Hundreds of property sales from 2009 and 2010 set the bar for new values on the county’s property rolls. But just because a similar home across town sold for $200,000, does it mean yours would also?
In the world of real estate, location is everything, whether it’s a few blocks down or the other side of the ridge.
This year, the county developed a highly-engineered method called “neighborhood delineation.”
The formula carves the county up into nearly 1,000 neighborhoods. From there, the county essentially wrote its own computer program to calculate property values, taking dozens of variables into account. Each variable takes the value up or down a notch, but is only as good as the baseline assigned to the neighborhood.
The methodology is impressive, said Randy Siske, a Realtor and president of the Haywood County Board of Realtors.
Related Items
“The last time we had a revaluation, the biggest complaint from the real estate community was they were comparing apples and oranges,” Siske said. “I think they really made an effort to compare apples and apples.”
Before, the county was divided into just 17 townships. All of Maggie Valley was lumped together, or all of Bethel.
Now, clusters of just 30 or 40 similar properties make up a neighborhood.

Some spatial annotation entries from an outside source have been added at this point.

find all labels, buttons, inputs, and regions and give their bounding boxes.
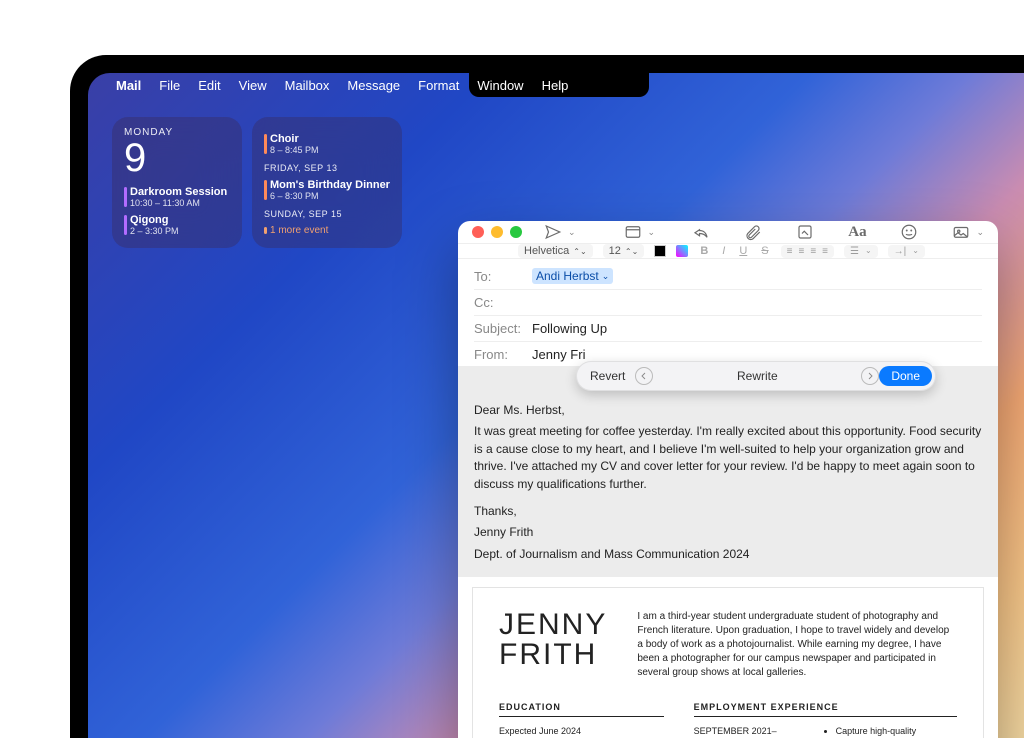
color-picker-icon[interactable] [676, 245, 688, 257]
resume-education-col: EDUCATION Expected June 2024 BACHELOR OF… [499, 702, 664, 738]
calendar-event[interactable]: Darkroom Session 10:30 – 11:30 AM [124, 186, 230, 208]
underline-button[interactable]: U [737, 245, 749, 257]
send-options-chevron-icon[interactable]: ⌄ [568, 227, 576, 238]
body-paragraph: It was great meeting for coffee yesterda… [474, 423, 982, 493]
font-size-select[interactable]: 12⌃⌄ [603, 244, 645, 258]
font-family-select[interactable]: Helvetica⌃⌄ [518, 244, 593, 258]
to-label: To: [474, 269, 532, 284]
event-title: Choir [270, 133, 390, 145]
menu-file[interactable]: File [159, 78, 180, 93]
menu-edit[interactable]: Edit [198, 78, 220, 93]
subject-row[interactable]: Subject: Following Up [474, 316, 982, 342]
header-options-chevron-icon[interactable]: ⌄ [648, 227, 656, 238]
menu-app[interactable]: Mail [116, 78, 141, 93]
mail-compose-window: ⌄ ⌄ Aa ⌄ Helvetica⌃⌄ 12⌃⌄ [458, 221, 998, 738]
event-time: 6 – 8:30 PM [270, 191, 390, 201]
calendar-event[interactable]: Choir 8 – 8:45 PM [264, 133, 390, 155]
employment-header: EMPLOYMENT EXPERIENCE [694, 702, 957, 717]
strike-button[interactable]: S [759, 245, 770, 257]
rewrite-title: Rewrite [653, 369, 861, 383]
from-value: Jenny Fri [532, 347, 585, 362]
cc-label: Cc: [474, 295, 532, 310]
window-titlebar: ⌄ ⌄ Aa ⌄ [458, 221, 998, 243]
menu-window[interactable]: Window [477, 78, 523, 93]
rewrite-next-icon[interactable] [861, 367, 879, 385]
emoji-icon[interactable] [898, 221, 920, 243]
message-body[interactable]: Dear Ms. Herbst, It was great meeting fo… [458, 366, 998, 577]
done-button[interactable]: Done [879, 366, 932, 386]
menu-bar: Mail File Edit View Mailbox Message Form… [88, 73, 1024, 97]
italic-button[interactable]: I [720, 245, 727, 257]
markup-icon[interactable] [794, 221, 816, 243]
laptop-bezel: Mail File Edit View Mailbox Message Form… [70, 55, 1024, 738]
widget-date-number: 9 [124, 138, 230, 178]
resume-bio: I am a third-year student undergraduate … [637, 610, 957, 680]
event-title: Mom's Birthday Dinner [270, 179, 390, 191]
widget-day-heading: SUNDAY, SEP 15 [264, 209, 390, 219]
event-title: Qigong [130, 214, 230, 226]
recipient-token[interactable]: Andi Herbst [532, 268, 613, 284]
body-thanks: Thanks, [474, 503, 982, 520]
writing-tools-bar: Revert Rewrite Done [576, 361, 936, 391]
alignment-group[interactable]: ≡≡≡≡ [781, 245, 834, 258]
calendar-event[interactable]: Qigong 2 – 3:30 PM [124, 214, 230, 236]
menu-mailbox[interactable]: Mailbox [285, 78, 330, 93]
photo-browser-icon[interactable] [950, 221, 972, 243]
menu-format[interactable]: Format [418, 78, 459, 93]
window-close-button[interactable] [472, 226, 484, 238]
window-zoom-button[interactable] [510, 226, 522, 238]
desktop-widgets: MONDAY 9 Darkroom Session 10:30 – 11:30 … [112, 117, 402, 248]
window-minimize-button[interactable] [491, 226, 503, 238]
text-color-swatch[interactable] [654, 245, 666, 257]
widget-day-heading: FRIDAY, SEP 13 [264, 163, 390, 173]
body-signature-dept: Dept. of Journalism and Mass Communicati… [474, 546, 982, 563]
attach-icon[interactable] [742, 221, 764, 243]
reply-icon[interactable] [690, 221, 712, 243]
event-time: 2 – 3:30 PM [130, 226, 230, 236]
attachment-preview[interactable]: JENNY FRITH I am a third-year student un… [472, 587, 984, 738]
photo-options-chevron-icon[interactable]: ⌄ [976, 227, 984, 238]
list-group[interactable]: ☰⌄ [844, 245, 878, 258]
calendar-today-widget[interactable]: MONDAY 9 Darkroom Session 10:30 – 11:30 … [112, 117, 242, 248]
rewrite-prev-icon[interactable] [635, 367, 653, 385]
bold-button[interactable]: B [698, 245, 710, 257]
menu-help[interactable]: Help [542, 78, 569, 93]
subject-value: Following Up [532, 321, 607, 336]
edu-line: Expected June 2024 [499, 725, 664, 737]
event-time: 10:30 – 11:30 AM [130, 198, 230, 208]
resume-last-name: FRITH [499, 640, 607, 670]
format-bar: Helvetica⌃⌄ 12⌃⌄ B I U S ≡≡≡≡ ☰⌄ →|⌄ [458, 243, 998, 259]
subject-label: Subject: [474, 321, 532, 336]
more-events-link[interactable]: 1 more event [264, 225, 390, 236]
from-label: From: [474, 347, 532, 362]
calendar-event[interactable]: Mom's Birthday Dinner 6 – 8:30 PM [264, 179, 390, 201]
header-fields-icon[interactable] [622, 221, 644, 243]
desktop: Mail File Edit View Mailbox Message Form… [88, 73, 1024, 738]
widget-day-label: MONDAY [124, 127, 230, 138]
cc-row[interactable]: Cc: [474, 290, 982, 316]
event-title: Darkroom Session [130, 186, 230, 198]
body-greeting: Dear Ms. Herbst, [474, 402, 982, 419]
body-signature-name: Jenny Frith [474, 524, 982, 541]
to-row[interactable]: To: Andi Herbst [474, 263, 982, 290]
menu-message[interactable]: Message [347, 78, 400, 93]
menu-view[interactable]: View [239, 78, 267, 93]
education-header: EDUCATION [499, 702, 664, 717]
resume-employment-col: EMPLOYMENT EXPERIENCE SEPTEMBER 2021–PRE… [694, 702, 957, 738]
indent-group[interactable]: →|⌄ [888, 245, 925, 258]
header-fields: To: Andi Herbst Cc: Subject: Following U… [458, 259, 998, 367]
revert-button[interactable]: Revert [580, 365, 635, 387]
resume-name-block: JENNY FRITH [499, 610, 607, 670]
calendar-upcoming-widget[interactable]: Choir 8 – 8:45 PM FRIDAY, SEP 13 Mom's B… [252, 117, 402, 248]
resume-first-name: JENNY [499, 610, 607, 640]
send-icon[interactable] [542, 221, 564, 243]
text-format-icon[interactable]: Aa [846, 221, 868, 243]
event-time: 8 – 8:45 PM [270, 145, 390, 155]
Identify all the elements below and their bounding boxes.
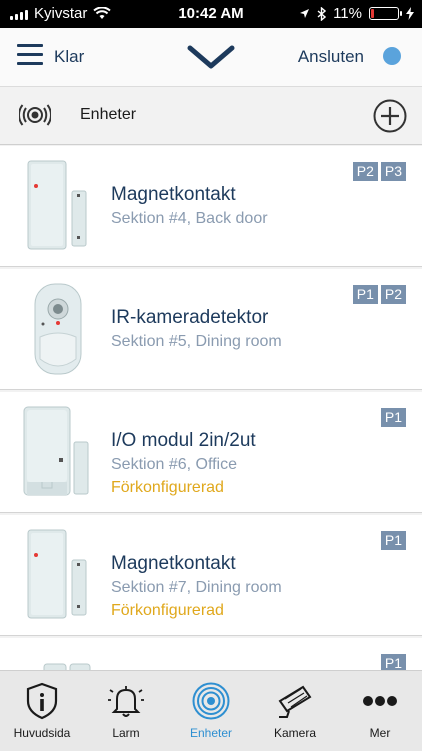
shield-icon <box>26 682 58 720</box>
status-bar: Kyivstar 10:42 AM 11% <box>0 0 422 28</box>
device-name: I/O modul 2in/2ut <box>111 430 256 451</box>
partition-badge: P1 <box>352 285 378 304</box>
tab-kamera[interactable]: Kamera <box>253 671 337 751</box>
partition-badge: P2 <box>380 285 406 304</box>
tab-label: Kamera <box>273 726 317 740</box>
battery-icon <box>369 7 402 20</box>
magnetic-contact-icon <box>27 160 87 250</box>
device-subtitle: Sektion #5, Dining room <box>111 333 282 350</box>
tab-mer[interactable]: Mer <box>338 671 422 751</box>
add-device-button[interactable] <box>373 99 407 133</box>
devices-icon <box>192 682 230 720</box>
device-row[interactable]: I/O modul 2in/2ut Sektion #6, Office För… <box>0 392 422 513</box>
wifi-icon <box>93 7 112 19</box>
tab-label: Mer <box>369 726 391 740</box>
app-header: Klar Ansluten <box>0 28 422 87</box>
tab-bar: Huvudsida Larm Enheter Kamera Mer <box>0 670 422 751</box>
bluetooth-icon <box>317 6 327 21</box>
tab-label: Huvudsida <box>13 726 71 740</box>
camera-icon <box>278 685 312 718</box>
tab-enheter[interactable]: Enheter <box>169 671 253 751</box>
devices-section-header: Enheter <box>0 87 422 145</box>
partition-badge: P1 <box>380 654 406 670</box>
bell-icon <box>108 686 144 717</box>
system-status-label[interactable]: Klar <box>54 47 84 67</box>
section-title: Enheter <box>80 106 137 123</box>
device-row[interactable]: P1 <box>0 638 422 670</box>
location-icon <box>300 9 310 18</box>
device-row[interactable]: Magnetkontakt Sektion #4, Back door P2 P… <box>0 146 422 267</box>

David Francis, Haywood County tax collector, pointed to a map of Hazelwood where a conspicuous donut hole appears in the middle of one neighborhood. A condo unit along a residential street was carved out and made its own “neighborhood” rather than lumping it in with the houses around it.
“That’s how close and how drilled down this is,” Francis said.
When county’s appraisal team reached the final stage of revaluation — a drive-by of every property on the books to double check their formulas — they had identified some 700 neighborhoods. But during their final drive-bys they kept creating more and more.
One appraiser trolling the back roads of Fines Creek left in the morning to survey what she thought was one neighborhood and came back to the office with three: Betsy’s Gap, Price Town and Turkey Creek.
“They were finding out that some neighborhoods were a little broad so they broke them down further,” said Haywood County Tax Assessor Judy Ballard said.
And further and further apparently, until they had added another 250 neighborhoods by the time reval was done.
“Neighborhood delineation” was lot of work on the front end — entering not just the number of bedrooms, square footage and whether a home has a garage — but also the school district, proximity to town parks or mountain views.
Those appealing their property values may have a harder time making their case.
“I think it is going to be more difficult for property owners to get through the appeal process,” Siske said. “I’m not saying there aren’t properties out there that need to be appealed. But finding a property that is $100,000 off in value I think it is very much less likely.”